To support running Cells in parallel and in isolated worktrees, the per-Cell result.json is the source of truth (written only by that Cell's own worker) and the run manifest is a derived index merged from those files. This replaces the original design where a single manifest.json was rewritten after every Cell — which races and loses updates under concurrent writers.

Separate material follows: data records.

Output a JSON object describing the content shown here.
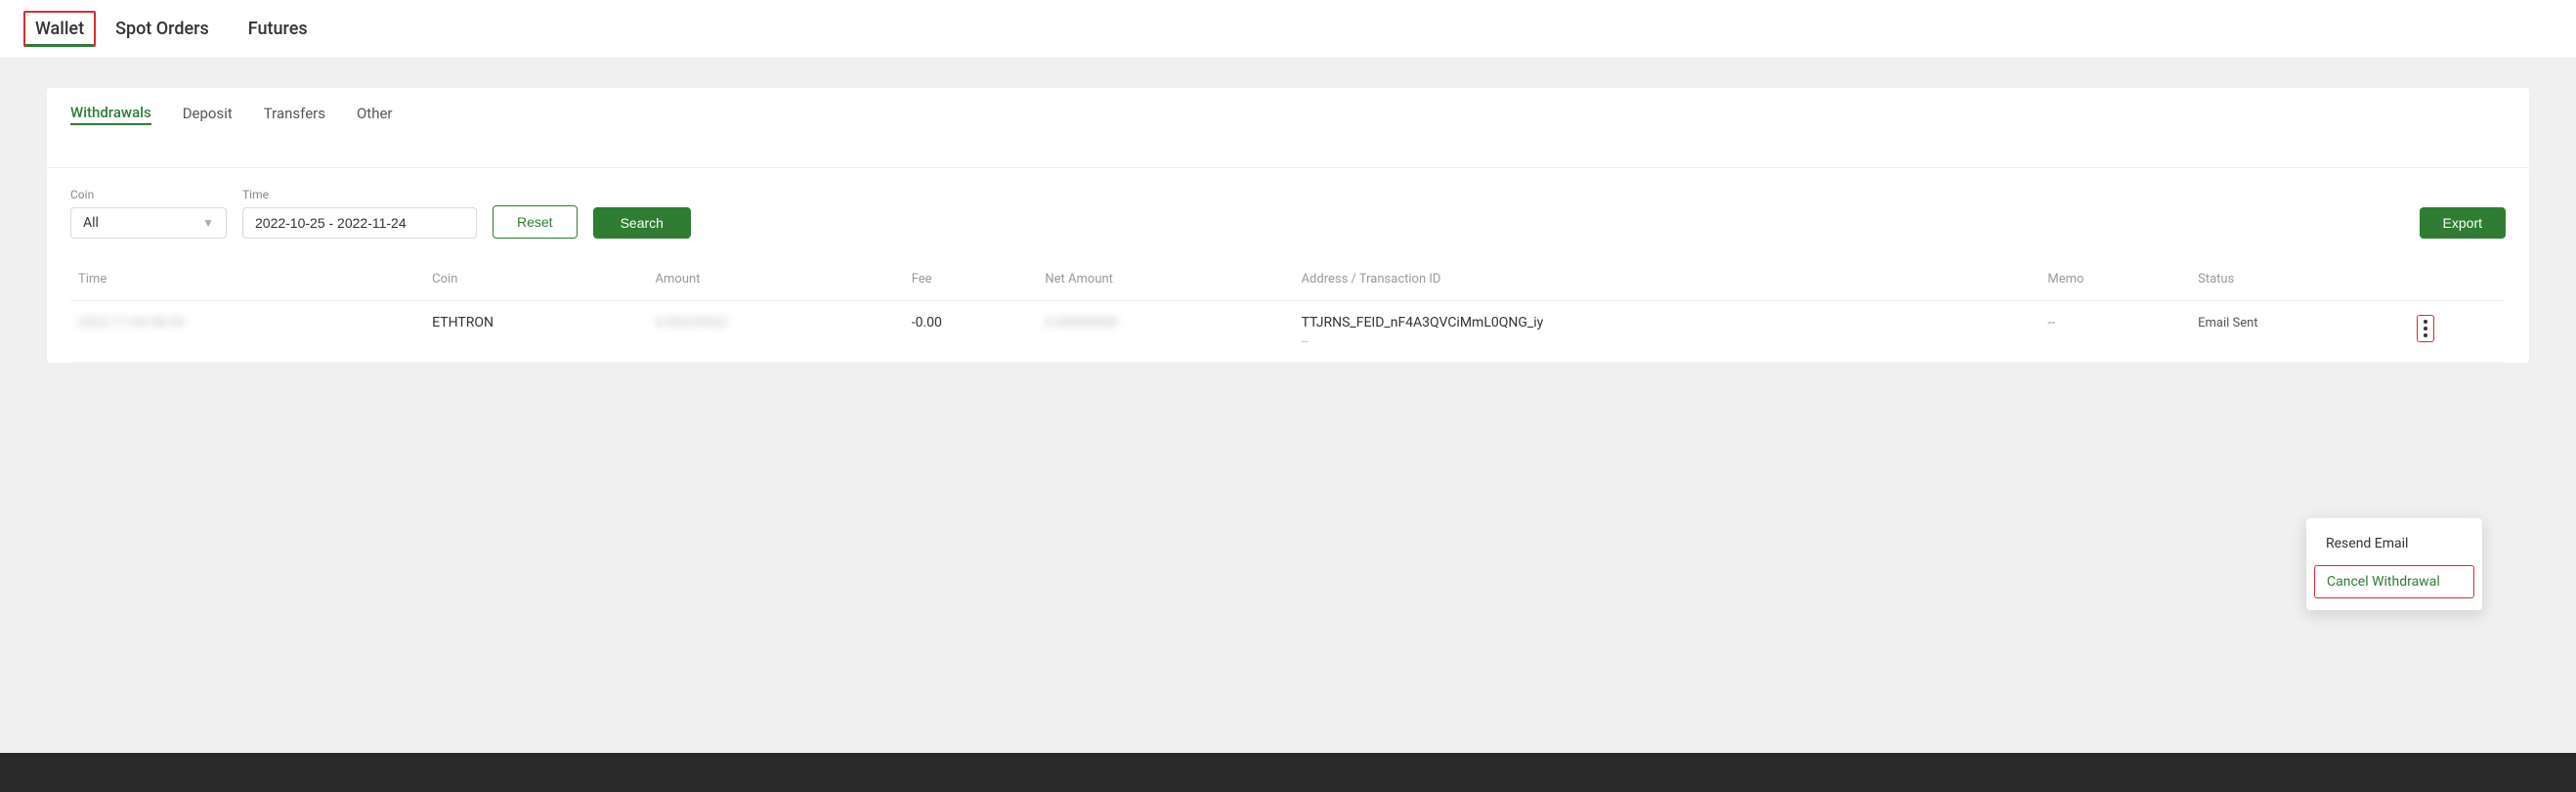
{
  "nav": {
    "tabs": [
      {
        "id": "wallet",
        "label": "Wallet",
        "active": true
      },
      {
        "id": "spot-orders",
        "label": "Spot Orders",
        "active": false
      },
      {
        "id": "futures",
        "label": "Futures",
        "active": false
      }
    ]
  },
  "sub_tabs": [
    {
      "id": "withdrawals",
      "label": "Withdrawals",
      "active": true
    },
    {
      "id": "deposit",
      "label": "Deposit",
      "active": false
    },
    {
      "id": "transfers",
      "label": "Transfers",
      "active": false
    },
    {
      "id": "other",
      "label": "Other",
      "active": false
    }
  ],
  "filters": {
    "coin_label": "Coin",
    "coin_value": "All",
    "time_label": "Time",
    "time_value": "2022-10-25 - 2022-11-24",
    "reset_label": "Reset",
    "search_label": "Search",
    "export_label": "Export"
  },
  "table": {
    "columns": [
      {
        "id": "time",
        "label": "Time"
      },
      {
        "id": "coin",
        "label": "Coin"
      },
      {
        "id": "amount",
        "label": "Amount"
      },
      {
        "id": "fee",
        "label": "Fee"
      },
      {
        "id": "net_amount",
        "label": "Net Amount"
      },
      {
        "id": "address",
        "label": "Address / Transaction ID"
      },
      {
        "id": "memo",
        "label": "Memo"
      },
      {
        "id": "status",
        "label": "Status"
      }
    ],
    "rows": [
      {
        "time": "2022-11-04 08:39",
        "coin": "ETHTRON",
        "amount": "0.00235422",
        "fee": "-0.00",
        "net_amount": "0.00000000",
        "address": "TTJRNS_FEID_nF4A3QVCiMmL0QNG_iy",
        "address_sub": "--",
        "memo": "--",
        "status": "Email Sent"
      }
    ]
  },
  "dropdown": {
    "items": [
      {
        "id": "resend-email",
        "label": "Resend Email",
        "cancel": false
      },
      {
        "id": "cancel-withdrawal",
        "label": "Cancel Withdrawal",
        "cancel": true
      }
    ]
  }
}
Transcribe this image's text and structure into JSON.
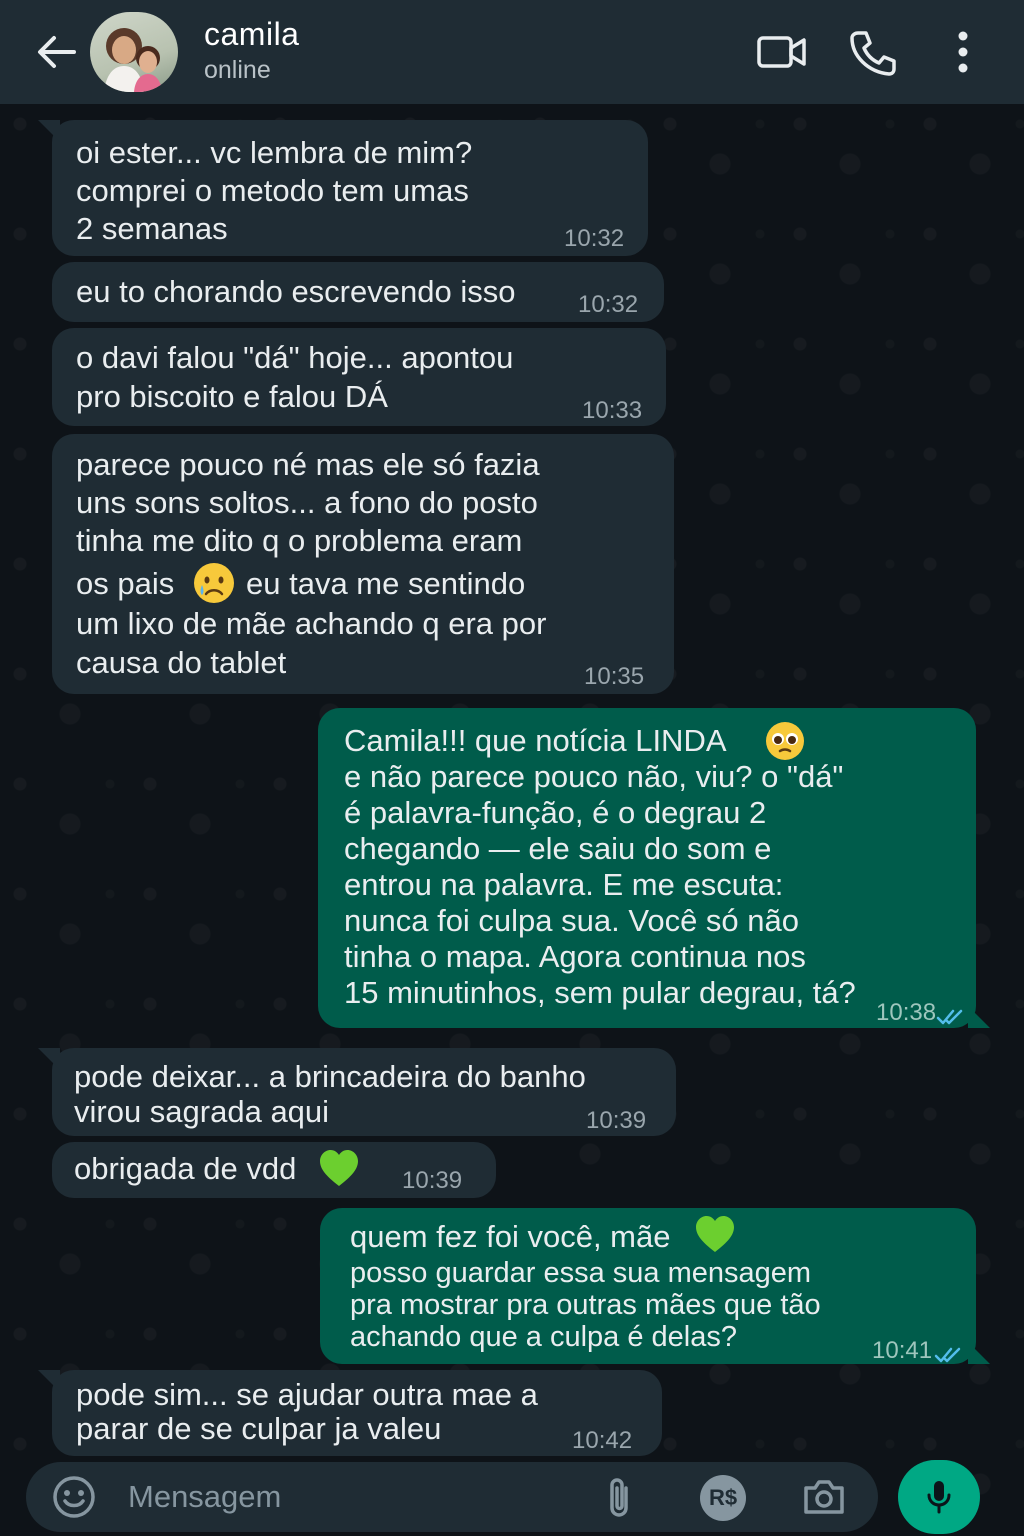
{
  "header": {
    "contact_name": "camila",
    "status": "online",
    "icons": [
      "back-arrow-icon",
      "avatar",
      "video-call-icon",
      "phone-call-icon",
      "more-vert-icon"
    ]
  },
  "messages": [
    {
      "direction": "in",
      "lines": [
        "oi ester... vc lembra de mim?",
        "comprei o metodo tem umas",
        "2 semanas"
      ],
      "time": "10:32"
    },
    {
      "direction": "in",
      "lines": [
        "eu to chorando escrevendo isso"
      ],
      "time": "10:32"
    },
    {
      "direction": "in",
      "lines": [
        "o davi falou \"dá\" hoje... apontou",
        "pro biscoito e falou DÁ"
      ],
      "time": "10:33"
    },
    {
      "direction": "in",
      "lines": [
        "parece pouco né mas ele só fazia",
        "uns sons soltos... a fono do posto",
        "tinha me dito q o problema eram",
        "os pais",
        "eu tava me sentindo",
        "um lixo de mãe achando q era por",
        "causa do tablet"
      ],
      "time": "10:35",
      "emoji": "crying-face"
    },
    {
      "direction": "out",
      "lines": [
        "Camila!!! que notícia LINDA",
        "e não parece pouco não, viu? o \"dá\"",
        "é palavra-função, é o degrau 2",
        "chegando — ele saiu do som e",
        "entrou na palavra. E me escuta:",
        "nunca foi culpa sua. Você só não",
        "tinha o mapa. Agora continua nos",
        "15 minutinhos, sem pular degrau, tá?"
      ],
      "time": "10:38",
      "emoji": "pleading-face",
      "status": "read"
    },
    {
      "direction": "in",
      "lines": [
        "pode deixar... a brincadeira do banho",
        "virou sagrada aqui"
      ],
      "time": "10:39"
    },
    {
      "direction": "in",
      "lines": [
        "obrigada de vdd"
      ],
      "time": "10:39",
      "emoji": "green-heart"
    },
    {
      "direction": "out",
      "lines": [
        "quem fez foi você, mãe",
        "posso guardar essa sua mensagem",
        "pra mostrar pra outras mães que tão",
        "achando que a culpa é delas?"
      ],
      "time": "10:41",
      "emoji": "green-heart",
      "status": "read"
    },
    {
      "direction": "in",
      "lines": [
        "pode sim... se ajudar outra mae a",
        "parar de se culpar ja valeu"
      ],
      "time": "10:42"
    }
  ],
  "input": {
    "placeholder": "Mensagem",
    "pay_label": "R$"
  },
  "colors": {
    "header_bg": "#1f2c34",
    "incoming_bubble": "#1f2c34",
    "outgoing_bubble": "#005c4b",
    "read_ticks": "#53bdeb",
    "mic_button": "#00a884"
  }
}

Sandboxes are created via a pluggable Isolation Modecopy, clone, or worktree — inferred from the source type (local folder / remote repo+commit / local git repo) and overridable. Worktree is opt-in convenience, not mandatory.

Status

accepted

Considered options

  • Single shared manifest as source of truth (original). Simple for sequential runs; unsafe under parallelism (last-writer-wins clobbers concurrent Cell updates).
  • Per-Cell result files + derived manifest (chosen). No two workers write the same file; the manifest is rebuildable at any time; resume reads per-Cell files.

Consequences

  • Resume and reporting read per-Cell result.json; the manifest can always be regenerated.
  • Cells must be fully self-contained: own Sandbox, explicit subprocess cwd + env (never os.chdir or mutating os.environ), per-Cell Trace sink, no shared mutable globals.
  • A global semaphore caps concurrent Cells; the Judge and Responder LLMs share a rate limiter. manual interaction forces concurrency = 1.
  • Worktree creation is serialized (git locks .git/worktrees/index); execution runs parallel. Worktrees are torn down after the Cell unless flagged keep, with crash-safe cleanup.
  • Port-binding MCP artifacts must use ephemeral ports (or stdio) to avoid collisions across parallel Cells.